A Medical Device Daily

Instant Technologies (Norfolk, Virginia) on Friday reported that it has agreed to acquire Euromed (doing business as Whitehall Medical; London/Los Angeles), the largest distributor of drugs-of-abuse test kits in Europe. Financial terms were not disclosed.

Instant said that with the purchase, its revenue would grow by almost $10 million annually.

“This acquisition will launch Instant into the European markets as the dominate player,“ Jeff Konecke, director of business development for Instant, said in a statement. “The combined resources of Euromed and Instant will further improve our sales and marketing reach globally.“

Chris Collins, managing director of Euromed, said, “Instant's proven success in sales and marketing in the U.S. will better position us to meet the future growth needs of our European customers.“

Instant said it is executing a market consolidation plan initiated in late 2005, and that the purchase of Euromed is the second it has made in 2006.

James Ramsey, the company's CEO, said, “The addition of Euromed is a continuation of our strategic goal over the next two years to acquire companies that offer us both profitable organizations and strategic market opportunities.“

Instant said it would make additional acquisitions “in the coming months.“

Instant manufactures rapid test devices that include drug and alcohol testing, women's health and clinical diagnostics.

MedServe (Houston), a provider of medical waste management services, reported the purchase of Envirosolve (Tulsa, Oklahoma). Terms were not disclosed.

MedServe said that the transaction will add $6.8 million in additional revenues, will expand its geographic and customer base and will bring added capabilities to clients. Financial details were not disclosed.

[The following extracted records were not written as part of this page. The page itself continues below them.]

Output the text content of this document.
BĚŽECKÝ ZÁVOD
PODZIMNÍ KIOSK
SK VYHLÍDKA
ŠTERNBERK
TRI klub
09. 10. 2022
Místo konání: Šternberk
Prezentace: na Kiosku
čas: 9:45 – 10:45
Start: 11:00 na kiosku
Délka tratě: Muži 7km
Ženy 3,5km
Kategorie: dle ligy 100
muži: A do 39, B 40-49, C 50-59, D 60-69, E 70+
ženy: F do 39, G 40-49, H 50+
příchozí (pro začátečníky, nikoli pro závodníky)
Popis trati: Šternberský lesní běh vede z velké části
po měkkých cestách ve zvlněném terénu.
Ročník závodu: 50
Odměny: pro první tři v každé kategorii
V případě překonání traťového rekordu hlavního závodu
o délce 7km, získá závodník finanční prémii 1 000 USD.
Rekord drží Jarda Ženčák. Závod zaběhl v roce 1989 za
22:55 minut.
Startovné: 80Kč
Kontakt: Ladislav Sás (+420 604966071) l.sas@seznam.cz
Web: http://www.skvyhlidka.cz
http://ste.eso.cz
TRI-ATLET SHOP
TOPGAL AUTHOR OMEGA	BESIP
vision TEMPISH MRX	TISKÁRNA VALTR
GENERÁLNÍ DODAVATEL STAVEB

The purchase is the ninth acquisition since September 2004 for MedServe, created through the merger of Med-Shred (Houston) and Enserv (Bellaire, Texas).

Envirosolve has facilities and operations in Arizona, California, Colorado, New Mexico, Oklahoma and Oregon.

“This broadens our geographical presence considerably,“ said Michael Fields, president of MedServe. “We are now strongly positioned to be competitive in the West, Southwest, Midwest, and Southeast. Our business plans call for acquiring regional companies whose services complement our own and can help us deliver an unmatched level of services to customers.“

MedServe said that the purchase of Envirosolve enables it to provide new services related to the characterization, containerization, manifesting, transportation and disposal of its customers' waste streams. In addition to collecting, hauling and treating contaminated materials, Envirosolve assists healthcare and other environmental clients with hard-to-manage wastes regulated under the Resources Conservation and Recovery Act, the Toxic Substances Control Act and other biohazardous waste regulations.

The company also provides community household hazardous waste collection programs, complementing MedServe's Mail Disposal Service, designed to manage environmental concerns which result from more than 2 million needles and syringes used daily for insulin and allergy dosing in the home.

In other dealmaking activity:

Electropure Inc. (Laguna Hills, California) reported that a majority of shareholders approved the sale of substantially all of the assets owned by and used in the operations of Electropure EDI to SnowPure (also Laguna Hills) and to immediately dissolve and terminate the corporate existence of Electropure EDI, a wholly owned subsidiary of Electropure Inc.

The shareholders also voted to change the corporate name of Electropure Inc. to Micro Imaging Technology (MIT); and to approve the sale of the land and building owned by Electropure Holdings to an unaffiliated third party.

Electropure said that substantially all proceeds from the transactions will be invested in furthering product evolution of a non-biological microbe identification process developed by Electropure's wholly-owned subsidiary, MIT.

Described as easy to use, the MIT technology does not rely on conventional chemical processing, fluorescent tags, or DNA analysis for rapid microbe identification. The company received a U.S. patent on the technology in 2002 and said it believes the technology may have significant market potential and could provide growth and long-term benefits for its shareholders.

MIT said it also is continuing to improve a laser-based technology for rapid microbe detection and identification. The system measures scattered light intensity as individual microbes pass through a laser beam. The intensity pattern of the scattered light is a consequence of the size, shape and external and internal optical characteristics of the microbe. By measuring the scattered light at specific angles, the system can detect and differentiate objects the size of bacteria.

MIT has constructed prototype systems that have demonstrated the ability to detect and immediately identify the microbes E. coli, Listeria, Salmonella staphylococcus aureus, Shigella and other pathogenic bacteria. A patent awarded in 2003 will be expanded with further R&D work.

SnowPure is a leader in high-tech electrodeionization.

Healthcare and industrial conglomerate Tyco International (Pembroke, Bermuda) reported that it has closed the previously announced sale of its Plastics, Adhesives and Ludlow Coated Products businesses to an affiliate of private investment firm Apollo Management for $975 million in cash.

Tyco reported total 2005 revenue of $1.7 trillion for the businesses. Tyco's A&E Products Group, a global producer of plastic garment hangers, is not included in this transaction and is being sold separately, the company said.